Now if you were to race this same person, but have an agreed upon fair 75 meter head start, chances are you’d probably win (unless now you cramp up or something).
Which would you go with? Starting at the same line, or getting a huge head start?
Think of this race as you versus your upcoming week. In other words, do you start Monday morning lined up with the week and just run, only to see things fall apart pretty quickly? Or do you implement a routine ahead of time and get a running start, so you can stay one step ahead?
Life is savvy – it’s no doubt smarter, faster, and most importantly doesn’t slow down for you. If you want to have a shot at it before it overtakes you, you’ve got to get a head start.
And it starts the day before. There’s nothing more important than starting your week off right, and here’s three things you can do during your Sunday routine to whoop the week’s ass.
Reflect on Your Accomplishments and Shortcomings
Before you can begin focusing on the upcoming week and how you’ll completely dominate it, you need to pause and spend a bit of time looking back at how the week just went.
Chances are you accomplished some of what you wanted to (daps my man) but also fell short in other areas (this is completely normal). Taking note of the accomplishments is a good mental boost, but spending some time pinpointing the shortcomings will allow you a chance to adjust.
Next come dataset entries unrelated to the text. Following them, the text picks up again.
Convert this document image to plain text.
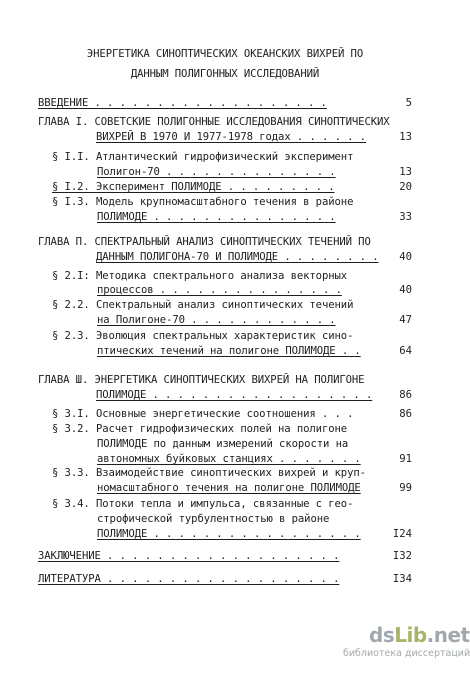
ЭНЕРГЕТИКА СИНОПТИЧЕСКИХ ОКЕАНСКИХ ВИХРЕЙ ПО
ДАННЫМ ПОЛИГОННЫХ ИССЛЕДОВАНИЙ
ВВЕДЕНИЕ . . . . . . . . . . . . . . . . . . .	5
ГЛАВА I. СОВЕТСКИЕ ПОЛИГОННЫЕ ИССЛЕДОВАНИЯ СИНОПТИЧЕСКИХ
ВИХРЕЙ В 1970 И 1977-1978 годах . . . . . .	13
§ I.I. Атлантический гидрофизический эксперимент
Полигон-70 . . . . . . . . . . . . . .	13
§ I.2. Эксперимент ПОЛИМОДЕ . . . . . . . . .	20
§ I.3. Модель крупномасштабного течения в районе
ПОЛИМОДЕ . . . . . . . . . . . . . . .	33
ГЛАВА П. СПЕКТРАЛЬНЫЙ АНАЛИЗ СИНОПТИЧЕСКИХ ТЕЧЕНИЙ ПО
ДАННЫМ ПОЛИГОНА-70 И ПОЛИМОДЕ . . . . . . . .	40
§ 2.I: Методика спектрального анализа векторных
процессов . . . . . . . . . . . . . . .	40
§ 2.2. Спектральный анализ синоптических течений
на Полигоне-70 . . . . . . . . . . . .	47
§ 2.3. Эволюция спектральных характеристик сино-
птических течений на полигоне ПОЛИМОДЕ . .	64
ГЛАВА Ш. ЭНЕРГЕТИКА СИНОПТИЧЕСКИХ ВИХРЕЙ НА ПОЛИГОНЕ
ПОЛИМОДЕ . . . . . . . . . . . . . . . . . .	86
§ 3.I. Основные энергетические соотношения . . .	86
§ 3.2. Расчет гидрофизических полей на полигоне
ПОЛИМОДЕ по данным измерений скорости на
автономных буйковых станциях . . . . . . .	91
§ 3.3. Взаимодействие синоптических вихрей и круп-
номасштабного течения на полигоне ПОЛИМОДЕ	99
§ 3.4. Потоки тепла и импульса, связанные с гео-
строфической турбулентностью в районе
ПОЛИМОДЕ . . . . . . . . . . . . . . . . .	I24
ЗАКЛЮЧЕНИЕ . . . . . . . . . . . . . . . . . . .	I32
ЛИТЕРАТУРА . . . . . . . . . . . . . . . . . . .	I34
dsLib.net
библиотека диссертаций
What exactly is “adjust”? We are creatures of habit. Sometimes (a lot of times), we are so stuck in a routine or habit that it’s nearly impossible to actively realize what we’re doing or what we need to change. So at the end of the week, you’ll see where you didn’t quite accomplish what you set out to.
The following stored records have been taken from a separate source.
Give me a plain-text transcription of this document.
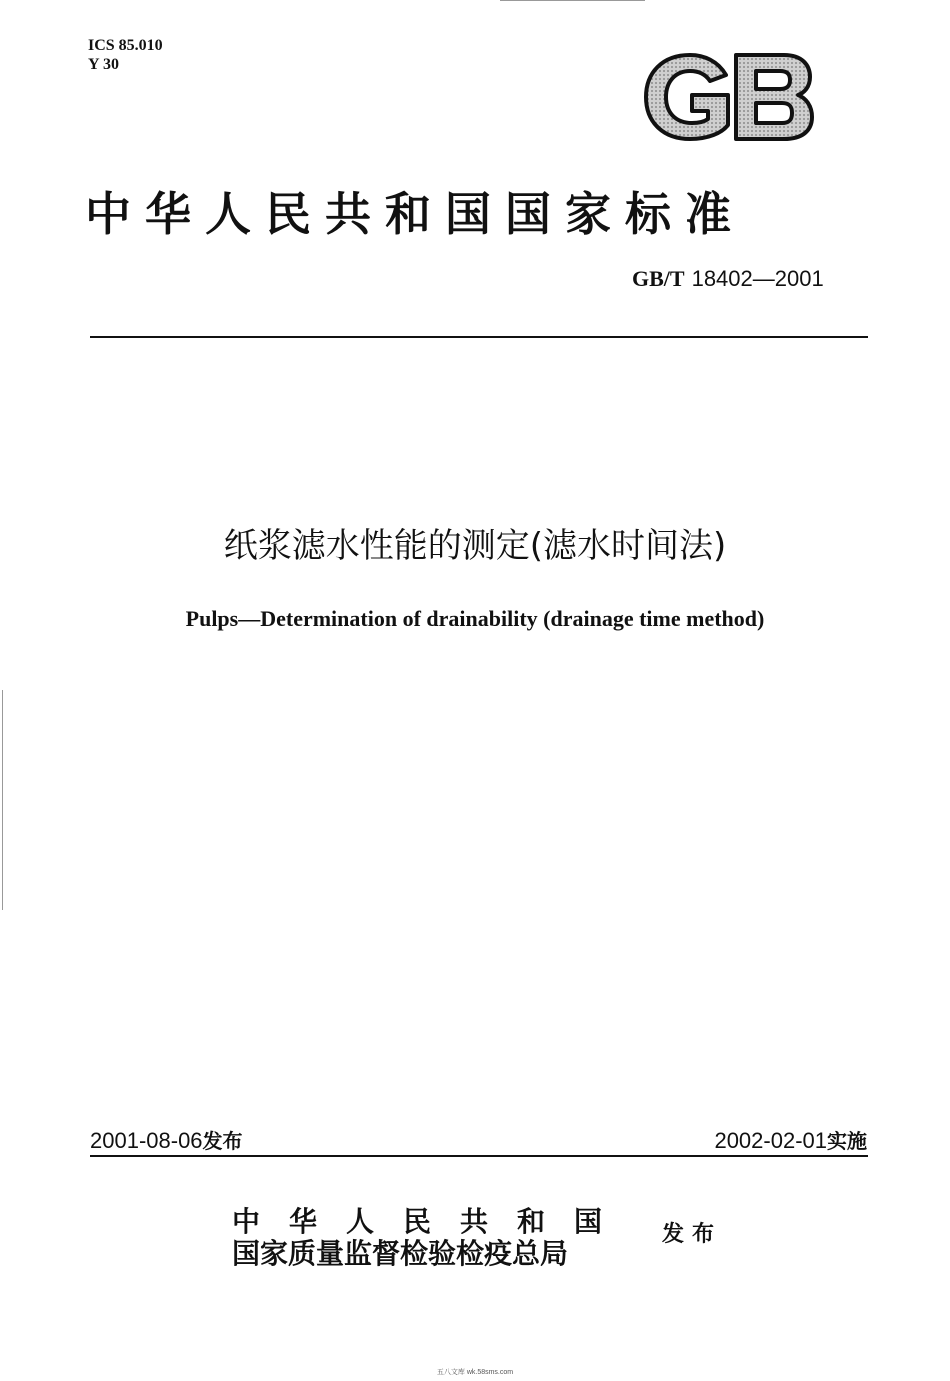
ICS 85.010
Y 30
中华人民共和国国家标准
GB/T 18402—2001
纸浆滤水性能的测定(滤水时间法)
Pulps—Determination of drainability (drainage time method)
2001-08-06发布	2002-02-01实施
中华人民共和国
国家质量监督检验检疫总局
发布
五八文库 wk.58sms.com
Now figure out why. Was it laziness? Lack of interest? Your habit of flipping on the TV after coming home? A few last minute emergencies? The latter is life – it just happens and you can’t put too much weight on it because stuff will always come up. The first three though – if you don’t adjust, nothing will change and you’ll get the same results.
Set Your Intention(s)
Think of your intentions as tied in to your goals. In fact, they’re basically interchangeable. Long-term goals are broken down into shorter-term goals at various stages. For instance, if you have a one-year goal, you’ll need to break that down into monthly goals, and then weekly and daily goals. You follow?
Figure out what exactly you’re trying to work towards this week, and before you actually begin breaking out the daily stuff (see below), you’ll want to know what your overarching goal(s) is/are. This article isn’t about how to set goals, but here’s a hint: what do you want to accomplish in life? What are your passions? What are thing you want to say you’ve done?
Set them, and stick with them.
Plan Out Your Week
Get a planner. Start planning.
How much you plan is up to you. If you’re Type A, you’ll probably plan it down to the hour, giving each activity a set amount of time. If you’re Type B, you probably leave the entire thing blank, and hence why you’re reading this article. Don’t worry, I got you covered.
You’ve got seven days to fill, working around what you set as your goals/intentions and your other responsibilities. For most of us, responsibilities mean a full-time job, school, kids, wife/husband (or partner), family, hobbies, and more. If you’re single, you get a little slack here because no one is breathing down your neck. This is a blessing.
With a Sunday routine in place, you’re setting yourself up for owning the week. With a proven plan in place, you’re simply making sure that you aren’t using your other responsibilities as an excuse for why you can’t accomplish what you want.